The results broadened our understanding. Alongside climate worries, we found widespread unease about the future. More than half of those surveyed said they self-censor when discussing sustainability and social justice out of fear of judgment—yet 80% said safe, open communities for these conversations are essential.
In other words, they care deeply and want to talk about and contribute to solving these issues, but do not feel safe doing so. This reflected the tension in my student’s letter: deep commitment paired with discouragement about not being acknowledged or heard.
Concern and Anxiety
Large majorities of poll respondents agreed across partisan divides. On issues of sustainability—from climate change to education, health, clean water and clean energy—U.S. youths agree that action is needed. More than seven in 10 U.S. youths ranked all 17 United Nations Sustainable Development Goals as at least “somewhat important” regardless of race, gender, age, political identity or party affiliation. They may be divided over how to act, but they are not divided in their concern.
However, concern doesn’t always translate into confidence. While seven in 10 at least somewhat agreed that they feel responsible for acting on sustainability and social justice, fewer than one in three strongly agreed that they are confident in how to do so. This gap may help explain the high levels of eco-anxiety—nearly two in three (63%) youths somewhat agreed with the statement: “My level of concern for climate change causes psychological distress that impacts my daily life.”
Higher Education's Role
The ages of our respondents, encompassing those typically before, during and after college, should directly inform higher education leaders. From these results, it is clear that young people expect a response. Approximately three in four said colleges and universities should teach about sustainability and social justice (75%) and also teach the skills to act (74%). Such skills include those described by the Inner Development Goals project—capacities like resilience, empathy and critical thinking that help students stay engaged even when challenges feel overwhelming. Just as important, they told us that campuses must foster safe spaces for dialogue where students feel free to voice their concerns and ideas.

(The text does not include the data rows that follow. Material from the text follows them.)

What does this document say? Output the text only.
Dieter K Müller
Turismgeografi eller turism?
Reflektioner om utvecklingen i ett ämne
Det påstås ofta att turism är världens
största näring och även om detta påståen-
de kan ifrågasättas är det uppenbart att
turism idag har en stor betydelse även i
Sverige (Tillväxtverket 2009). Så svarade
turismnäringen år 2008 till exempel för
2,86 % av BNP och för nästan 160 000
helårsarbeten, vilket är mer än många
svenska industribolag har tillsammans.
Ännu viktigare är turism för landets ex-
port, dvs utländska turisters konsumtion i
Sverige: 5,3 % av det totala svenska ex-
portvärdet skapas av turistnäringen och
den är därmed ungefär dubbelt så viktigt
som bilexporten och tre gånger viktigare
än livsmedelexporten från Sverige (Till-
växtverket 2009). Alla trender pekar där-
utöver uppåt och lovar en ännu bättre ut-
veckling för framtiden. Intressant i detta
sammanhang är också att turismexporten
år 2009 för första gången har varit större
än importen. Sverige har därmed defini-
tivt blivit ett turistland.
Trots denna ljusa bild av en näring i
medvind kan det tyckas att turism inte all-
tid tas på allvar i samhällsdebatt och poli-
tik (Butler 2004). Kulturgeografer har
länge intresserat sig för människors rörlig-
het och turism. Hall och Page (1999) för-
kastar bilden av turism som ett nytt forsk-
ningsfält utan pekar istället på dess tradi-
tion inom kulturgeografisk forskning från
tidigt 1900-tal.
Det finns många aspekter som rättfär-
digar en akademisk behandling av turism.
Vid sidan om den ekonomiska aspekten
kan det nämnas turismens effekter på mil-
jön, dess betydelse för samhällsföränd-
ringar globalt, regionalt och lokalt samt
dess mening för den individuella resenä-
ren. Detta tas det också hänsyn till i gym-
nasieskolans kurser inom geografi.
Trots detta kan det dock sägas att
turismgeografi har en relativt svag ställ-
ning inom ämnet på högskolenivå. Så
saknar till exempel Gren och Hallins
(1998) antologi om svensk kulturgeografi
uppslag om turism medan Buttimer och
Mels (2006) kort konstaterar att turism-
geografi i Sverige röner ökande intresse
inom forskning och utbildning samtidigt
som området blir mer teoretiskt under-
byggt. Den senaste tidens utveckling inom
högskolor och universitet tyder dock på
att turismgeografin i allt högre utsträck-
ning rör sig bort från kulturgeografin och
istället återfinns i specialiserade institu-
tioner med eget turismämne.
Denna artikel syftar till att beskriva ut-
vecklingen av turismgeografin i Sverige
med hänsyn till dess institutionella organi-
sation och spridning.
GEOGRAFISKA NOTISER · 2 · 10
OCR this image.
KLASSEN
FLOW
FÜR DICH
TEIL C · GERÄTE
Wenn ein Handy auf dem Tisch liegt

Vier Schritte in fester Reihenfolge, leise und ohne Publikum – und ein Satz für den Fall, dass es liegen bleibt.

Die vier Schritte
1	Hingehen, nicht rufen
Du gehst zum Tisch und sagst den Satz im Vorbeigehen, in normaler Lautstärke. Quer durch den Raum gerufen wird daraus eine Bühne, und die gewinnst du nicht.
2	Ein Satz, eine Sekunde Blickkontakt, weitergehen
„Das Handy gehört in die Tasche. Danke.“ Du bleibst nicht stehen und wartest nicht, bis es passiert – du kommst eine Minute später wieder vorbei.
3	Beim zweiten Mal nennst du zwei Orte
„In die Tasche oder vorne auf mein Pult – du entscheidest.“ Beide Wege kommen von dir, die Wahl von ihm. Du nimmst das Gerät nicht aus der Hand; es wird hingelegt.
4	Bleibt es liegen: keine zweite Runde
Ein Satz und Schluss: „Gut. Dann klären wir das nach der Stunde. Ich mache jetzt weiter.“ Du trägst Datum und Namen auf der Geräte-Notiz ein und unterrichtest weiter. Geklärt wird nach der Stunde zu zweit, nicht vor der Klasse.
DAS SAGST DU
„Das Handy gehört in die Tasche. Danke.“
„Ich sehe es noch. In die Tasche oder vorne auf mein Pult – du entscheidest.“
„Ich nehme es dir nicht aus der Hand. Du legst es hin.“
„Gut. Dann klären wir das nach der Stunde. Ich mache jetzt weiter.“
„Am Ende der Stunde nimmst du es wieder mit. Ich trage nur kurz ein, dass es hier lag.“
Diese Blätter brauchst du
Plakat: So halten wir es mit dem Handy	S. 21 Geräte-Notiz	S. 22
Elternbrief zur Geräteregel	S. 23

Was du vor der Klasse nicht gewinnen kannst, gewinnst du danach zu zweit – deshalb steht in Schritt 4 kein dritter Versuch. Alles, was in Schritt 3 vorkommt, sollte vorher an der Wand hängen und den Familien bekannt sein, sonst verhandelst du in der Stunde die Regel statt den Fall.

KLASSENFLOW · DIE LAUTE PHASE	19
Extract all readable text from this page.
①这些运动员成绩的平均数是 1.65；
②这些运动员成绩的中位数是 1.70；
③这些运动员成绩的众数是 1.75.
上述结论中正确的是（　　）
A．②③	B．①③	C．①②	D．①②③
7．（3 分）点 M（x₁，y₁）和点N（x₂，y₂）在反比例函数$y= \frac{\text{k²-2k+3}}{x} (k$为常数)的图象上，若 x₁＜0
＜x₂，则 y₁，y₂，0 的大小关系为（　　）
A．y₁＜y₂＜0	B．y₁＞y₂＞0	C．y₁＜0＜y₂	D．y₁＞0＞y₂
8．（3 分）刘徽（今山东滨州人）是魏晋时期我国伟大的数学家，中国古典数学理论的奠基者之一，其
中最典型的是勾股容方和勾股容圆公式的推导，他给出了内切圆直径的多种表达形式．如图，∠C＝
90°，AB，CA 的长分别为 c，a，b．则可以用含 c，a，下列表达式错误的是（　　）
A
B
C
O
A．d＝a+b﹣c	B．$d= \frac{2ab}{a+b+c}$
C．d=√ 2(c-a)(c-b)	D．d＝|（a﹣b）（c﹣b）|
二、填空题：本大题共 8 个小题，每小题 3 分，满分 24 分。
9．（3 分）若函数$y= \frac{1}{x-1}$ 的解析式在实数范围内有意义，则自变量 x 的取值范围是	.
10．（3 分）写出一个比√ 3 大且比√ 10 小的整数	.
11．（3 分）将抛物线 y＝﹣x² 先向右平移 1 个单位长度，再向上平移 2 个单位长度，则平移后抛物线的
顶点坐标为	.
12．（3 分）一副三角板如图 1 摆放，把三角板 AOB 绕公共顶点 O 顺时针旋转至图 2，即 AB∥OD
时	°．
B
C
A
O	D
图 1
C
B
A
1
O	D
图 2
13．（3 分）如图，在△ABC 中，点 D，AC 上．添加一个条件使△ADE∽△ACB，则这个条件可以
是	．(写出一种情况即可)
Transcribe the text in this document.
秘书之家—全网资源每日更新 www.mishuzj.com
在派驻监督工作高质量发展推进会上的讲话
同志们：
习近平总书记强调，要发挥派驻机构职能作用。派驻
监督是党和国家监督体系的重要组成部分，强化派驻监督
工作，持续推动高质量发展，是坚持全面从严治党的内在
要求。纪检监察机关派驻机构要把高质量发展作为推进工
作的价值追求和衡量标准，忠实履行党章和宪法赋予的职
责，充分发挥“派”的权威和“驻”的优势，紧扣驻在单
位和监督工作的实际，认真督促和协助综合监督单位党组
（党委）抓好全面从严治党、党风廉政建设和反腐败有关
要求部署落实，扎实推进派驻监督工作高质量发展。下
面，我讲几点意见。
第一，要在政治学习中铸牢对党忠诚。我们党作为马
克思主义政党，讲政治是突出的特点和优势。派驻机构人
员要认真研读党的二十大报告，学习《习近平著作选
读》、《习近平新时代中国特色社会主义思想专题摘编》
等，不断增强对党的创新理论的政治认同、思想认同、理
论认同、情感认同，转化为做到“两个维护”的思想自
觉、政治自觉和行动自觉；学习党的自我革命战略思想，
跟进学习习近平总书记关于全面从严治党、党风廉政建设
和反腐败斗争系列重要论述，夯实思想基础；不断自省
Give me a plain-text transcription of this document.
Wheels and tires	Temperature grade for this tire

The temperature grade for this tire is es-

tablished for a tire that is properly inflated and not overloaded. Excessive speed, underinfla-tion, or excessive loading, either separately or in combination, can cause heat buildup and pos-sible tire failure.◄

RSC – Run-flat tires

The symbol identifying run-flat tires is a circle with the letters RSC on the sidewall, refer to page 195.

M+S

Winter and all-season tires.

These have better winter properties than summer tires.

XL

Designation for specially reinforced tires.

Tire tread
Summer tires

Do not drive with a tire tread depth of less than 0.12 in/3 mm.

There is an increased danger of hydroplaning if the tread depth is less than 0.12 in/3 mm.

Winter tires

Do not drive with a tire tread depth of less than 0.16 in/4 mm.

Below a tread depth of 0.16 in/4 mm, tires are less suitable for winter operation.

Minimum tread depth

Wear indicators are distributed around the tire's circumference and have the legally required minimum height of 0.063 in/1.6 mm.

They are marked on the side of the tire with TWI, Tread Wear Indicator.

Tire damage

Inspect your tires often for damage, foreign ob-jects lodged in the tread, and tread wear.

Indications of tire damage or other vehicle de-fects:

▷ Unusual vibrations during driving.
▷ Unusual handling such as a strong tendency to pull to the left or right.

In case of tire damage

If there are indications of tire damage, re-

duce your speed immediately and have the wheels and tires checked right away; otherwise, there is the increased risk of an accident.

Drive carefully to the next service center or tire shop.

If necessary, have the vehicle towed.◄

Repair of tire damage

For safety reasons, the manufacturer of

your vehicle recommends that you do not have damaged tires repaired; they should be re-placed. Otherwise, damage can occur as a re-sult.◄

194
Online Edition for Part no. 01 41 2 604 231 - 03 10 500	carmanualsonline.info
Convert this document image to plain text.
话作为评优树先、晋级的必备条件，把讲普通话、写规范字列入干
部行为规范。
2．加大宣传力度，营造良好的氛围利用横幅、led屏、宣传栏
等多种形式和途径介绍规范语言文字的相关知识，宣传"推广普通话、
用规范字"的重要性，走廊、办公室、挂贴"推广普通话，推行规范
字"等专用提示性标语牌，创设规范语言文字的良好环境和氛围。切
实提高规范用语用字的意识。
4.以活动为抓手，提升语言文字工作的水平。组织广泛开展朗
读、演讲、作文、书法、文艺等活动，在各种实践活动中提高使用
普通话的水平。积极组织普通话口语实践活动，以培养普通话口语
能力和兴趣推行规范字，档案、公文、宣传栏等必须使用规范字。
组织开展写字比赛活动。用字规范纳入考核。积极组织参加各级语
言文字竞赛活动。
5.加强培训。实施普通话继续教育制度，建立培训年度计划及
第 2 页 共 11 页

At Sacred Heart, we have started to weave sustainability and social justice into core areas of the curriculum. The First-Year Writing Seminar (FYWS) now features sustainability as a unifying theme, and FYWS course coordinator Amie Reilly and I recently received a $200,000 grant from the Davis Educational Foundation to expand and refine this work. The Laudato Si’ Initiative, led by Chelsea King and Kathy Katts, has reinvigorated our recycling efforts and expanded nature trails and reflective areas for our community to build the inner capacities required for this work.
These are just the latest efforts in a long history of pursuing a sustainable future that began with SHU community members before I arrived and will continue now that I am retiring—this type of work is at the core of the University mission that “embraces a vision for social justice and educates students in mind, body and spirit to prepare them personally and professionally to make a difference in the global community.”
Eco-anxiety is real. But higher education institutions like Sacred Heart are beginning to turn that worry into purpose, equipping young people not only with knowledge, but with the confidence and skills to effect change now. I am excited to see the many ways the Sacred Heart community will continue to do the hard work required to keep moving this essential work forward.